For spouses who chose not to have a premarital agreement,  but later want a contract to determine terms in case of divorce, we  suggest a  postnuptial agreement.  A postnuptial agreement is for parties who are not contemplating divorce at the time the agreement is prepared.   For spouses who intend to file for divorce, they should resolve issues through a Marital Settlement Agreement.

 

Adoption and Stepparent Adoption

When you adopt a child, the biological parents lose all custody rights to a child and no longer have any financial obligations to the child.    For an adoption, the biological parents must consent to the adoption in writing or must have their rights terminated by a court.    There is  a separate process for Termination of Parental Rights, which must be completed prior to an adoption if there is no consent.   There are many steps to a non-relative adoption and you will need an attorney to guide you through these steps and ensure the adoption is completed as soon as possible.   All adoptions require a hearing before the Judge and this is one of the best reasons to have to go to Court.

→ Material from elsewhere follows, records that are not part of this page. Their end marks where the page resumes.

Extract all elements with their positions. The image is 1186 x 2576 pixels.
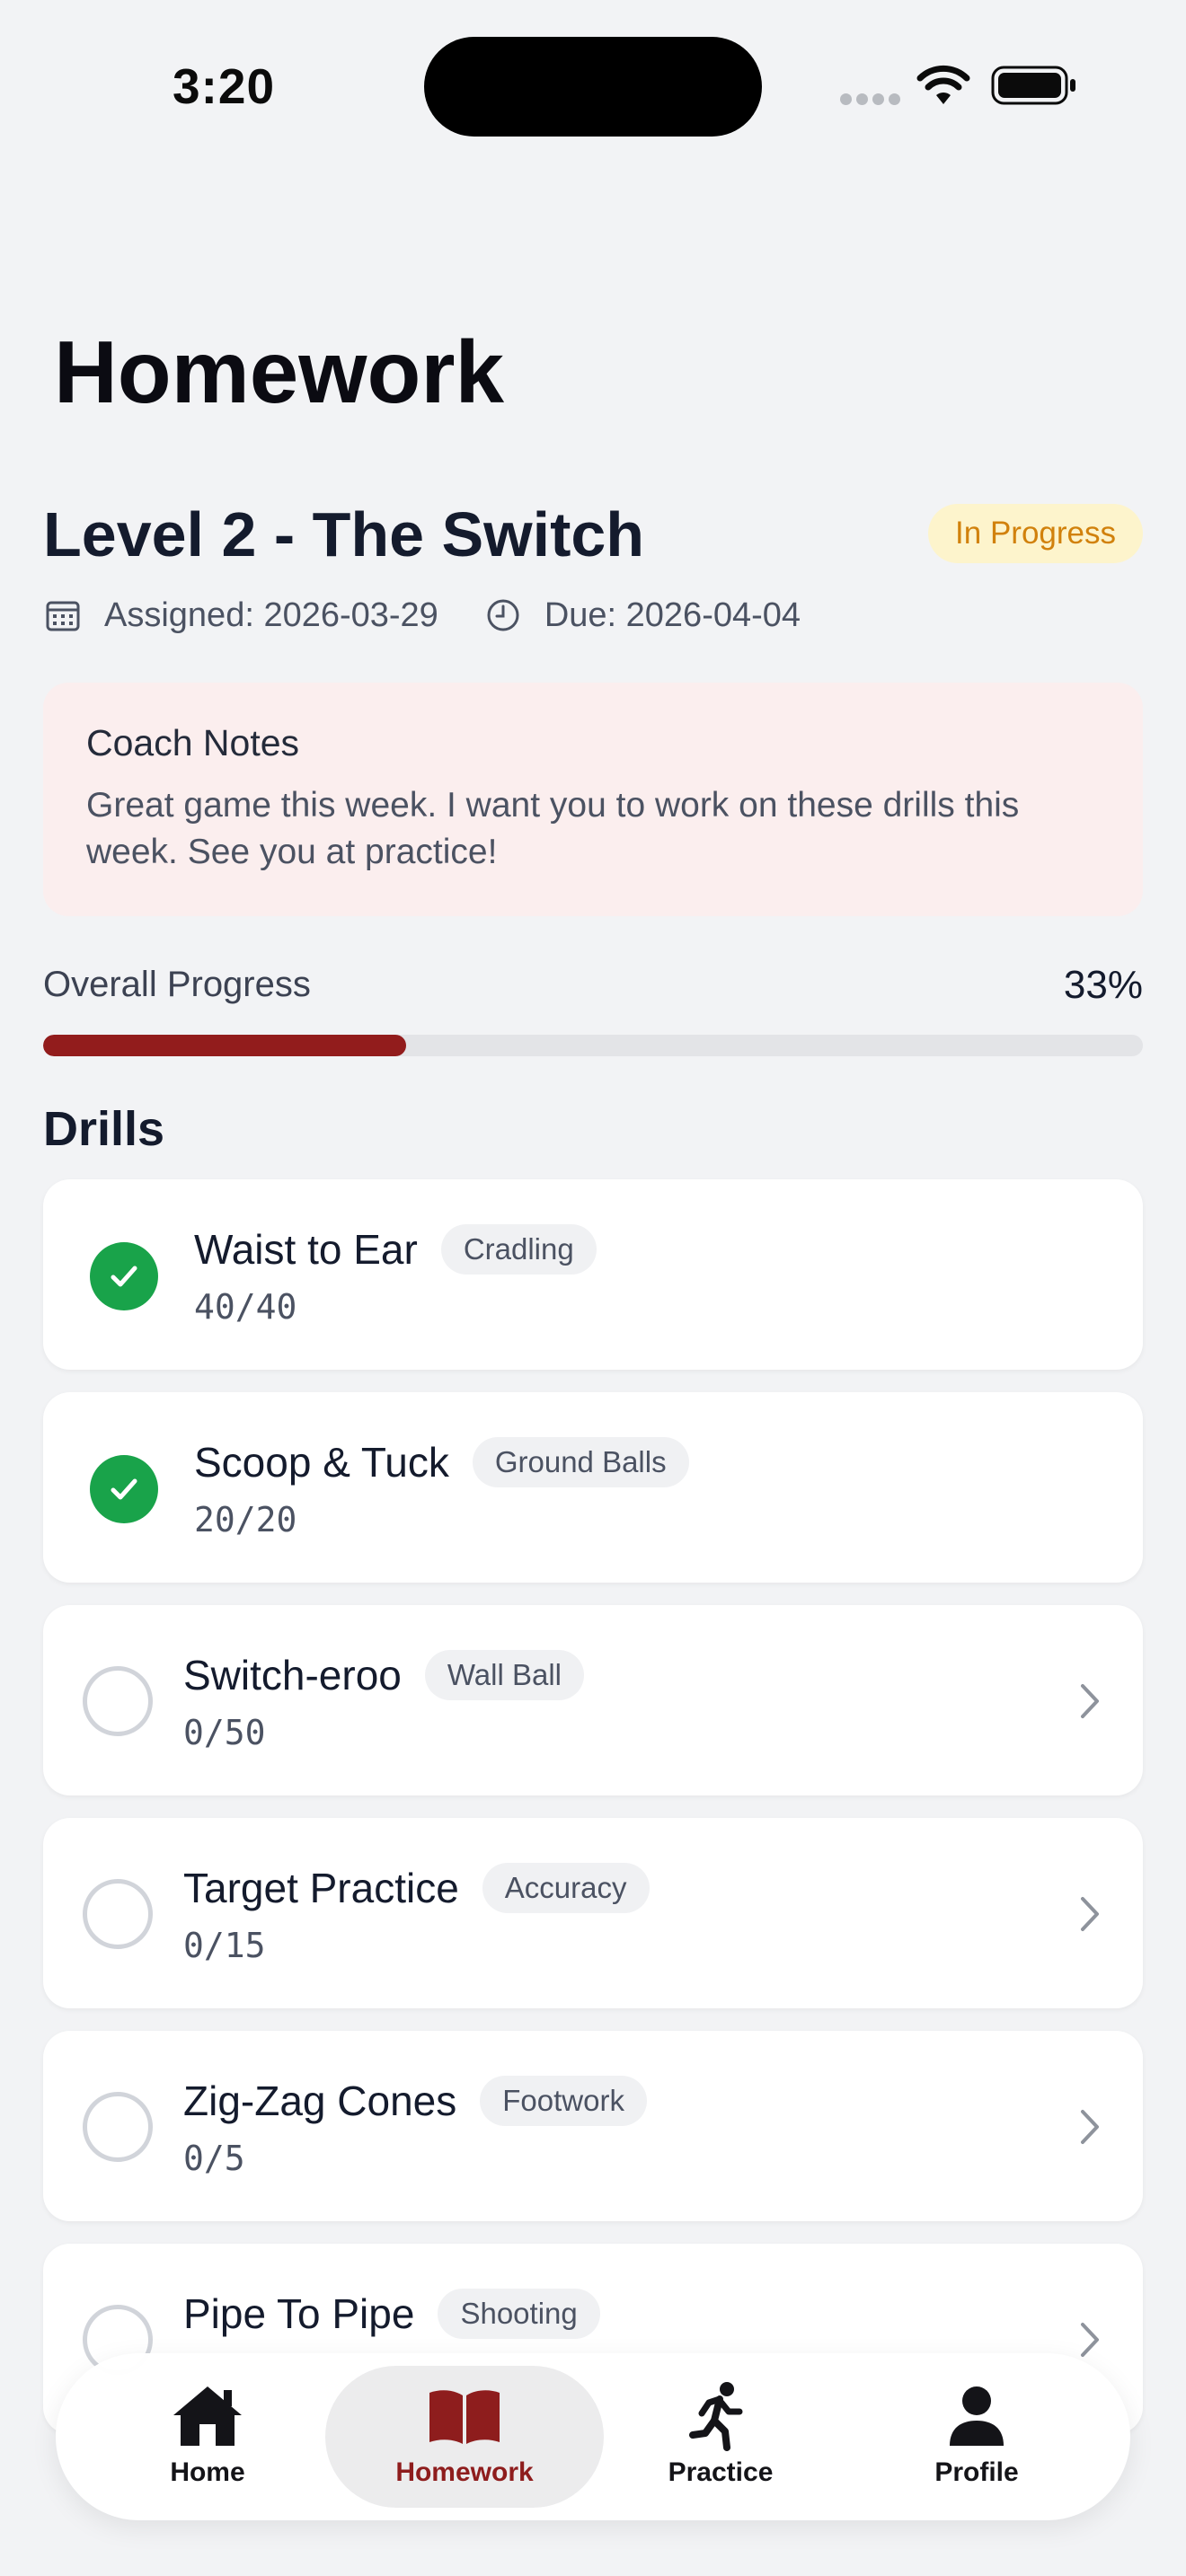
coach-notes-card: Coach Notes Great game this week. I want… bbox=[43, 683, 1143, 916]
drill-count: 40/40 bbox=[194, 1287, 297, 1327]
drill-category-tag: Accuracy bbox=[482, 1863, 650, 1913]
homework-dates: Assigned: 2026-03-29 Due: 2026-04-04 bbox=[43, 593, 801, 638]
drill-card-waist-to-ear[interactable]: Waist to Ear Cradling 40/40 bbox=[43, 1179, 1143, 1370]
drill-card-target-practice[interactable]: Target Practice Accuracy 0/15 bbox=[43, 1818, 1143, 2008]
drill-name: Pipe To Pipe bbox=[183, 2290, 415, 2337]
book-icon bbox=[426, 2380, 503, 2452]
status-time: 3:20 bbox=[173, 58, 276, 114]
drill-count: 20/20 bbox=[194, 1500, 297, 1539]
drill-name: Switch-eroo bbox=[183, 1652, 402, 1698]
clock-icon bbox=[483, 595, 523, 635]
drill-category-tag: Ground Balls bbox=[472, 1437, 689, 1487]
tab-home[interactable]: Home bbox=[91, 2380, 324, 2497]
running-person-icon bbox=[689, 2380, 752, 2452]
page-title: Homework bbox=[54, 322, 505, 421]
coach-notes-body: Great game this week. I want you to work… bbox=[86, 786, 1020, 871]
tab-label: Profile bbox=[934, 2457, 1019, 2487]
overall-progress-bar bbox=[43, 1035, 1143, 1056]
overall-progress-fill bbox=[43, 1035, 406, 1056]
homework-title: Level 2 - The Switch bbox=[43, 499, 645, 569]
drill-name: Scoop & Tuck bbox=[194, 1439, 449, 1486]
drill-count: 0/5 bbox=[183, 2139, 245, 2178]
tab-label: Homework bbox=[395, 2457, 534, 2487]
tab-practice[interactable]: Practice bbox=[604, 2380, 837, 2497]
overall-progress-value: 33% bbox=[1063, 963, 1143, 1007]
chevron-right-icon bbox=[1081, 1897, 1099, 1931]
tab-bar: Home Homework Practice Profile bbox=[56, 2353, 1130, 2520]
chevron-right-icon bbox=[1081, 2323, 1099, 2357]
drill-card-switch-eroo[interactable]: Switch-eroo Wall Ball 0/50 bbox=[43, 1605, 1143, 1795]
due-date: Due: 2026-04-04 bbox=[544, 595, 801, 634]
overall-progress-label: Overall Progress bbox=[43, 965, 311, 1004]
drill-name: Target Practice bbox=[183, 1865, 459, 1911]
drills-heading: Drills bbox=[43, 1102, 165, 1156]
tab-label: Home bbox=[170, 2457, 245, 2487]
check-circle-icon bbox=[90, 1242, 158, 1310]
calendar-icon bbox=[43, 595, 83, 635]
assigned-date: Assigned: 2026-03-29 bbox=[104, 595, 438, 634]
person-icon bbox=[947, 2380, 1006, 2452]
drill-category-tag: Wall Ball bbox=[424, 1650, 585, 1700]
incomplete-circle-icon bbox=[83, 1666, 153, 1736]
dynamic-island bbox=[424, 37, 762, 137]
tab-profile[interactable]: Profile bbox=[860, 2380, 1093, 2497]
drill-count: 0/50 bbox=[183, 1713, 266, 1752]
drill-card-scoop-and-tuck[interactable]: Scoop & Tuck Ground Balls 20/20 bbox=[43, 1392, 1143, 1583]
drill-count: 0/15 bbox=[183, 1926, 266, 1965]
chevron-right-icon bbox=[1081, 2110, 1099, 2144]
tab-homework[interactable]: Homework bbox=[348, 2380, 581, 2497]
home-icon bbox=[170, 2380, 245, 2452]
wifi-icon bbox=[916, 65, 970, 104]
drill-category-tag: Shooting bbox=[438, 2289, 600, 2339]
incomplete-circle-icon bbox=[83, 1879, 153, 1949]
drill-card-zig-zag-cones[interactable]: Zig-Zag Cones Footwork 0/5 bbox=[43, 2031, 1143, 2221]
drill-category-tag: Cradling bbox=[440, 1224, 597, 1275]
coach-notes-title: Coach Notes bbox=[86, 722, 300, 763]
battery-icon bbox=[991, 66, 1075, 105]
status-bar: 3:20 bbox=[0, 0, 1186, 171]
drill-name: Zig-Zag Cones bbox=[183, 2078, 457, 2124]
check-circle-icon bbox=[90, 1455, 158, 1523]
status-badge: In Progress bbox=[928, 504, 1143, 563]
drill-category-tag: Footwork bbox=[480, 2076, 647, 2126]
cellular-signal-icon bbox=[840, 93, 905, 110]
drill-name: Waist to Ear bbox=[194, 1226, 418, 1273]
incomplete-circle-icon bbox=[83, 2092, 153, 2162]
chevron-right-icon bbox=[1081, 1684, 1099, 1718]
tab-label: Practice bbox=[668, 2457, 774, 2487]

Stepparent adoption is a slightly easier process.   In this case, the stepparent’s spouse (parent of child) and stepparent file the Petition together.    The other parent must consent to the adoption or a Termination of Parental Rights must be completed prior.   When a parent’s rights are terminated, they no longer have a child support obligation.     Children over age 14 must consent to the adoption and the child’s name can be changed through the adoption.

Nevada also permits adult adoption.   For an adult adoption, the person adopting the adult must be older than the person being adopted.   In addition, if any party to the adoption is married, their spouse must consent to the adoption.     There is no need for biological parents to consent to an adult adoption, but the Judge may require you to provide notice to the parents of the adoption hearing.

 

Legal Name Changes

If you changed your name during marriage and want to return to your former name, the name you want to return to must be included in your Decree of Divorce.    Further, children’s names can be changed during an adoption.  

For name changes that are not due to marriage, as an adult you have to  meet certain requirements which include disclosing any felony convictions and publishing a notice in a newspaper.    Our attorneys can make this an easy process for you.

A child’s name change requires the consent of both parents unless one parent is deceased or their rights have been terminated.    A child over the age of 14 must also consent to the name change.    Once a name change has been approved and ordered by the Court, you will have to change your name with various government agencies.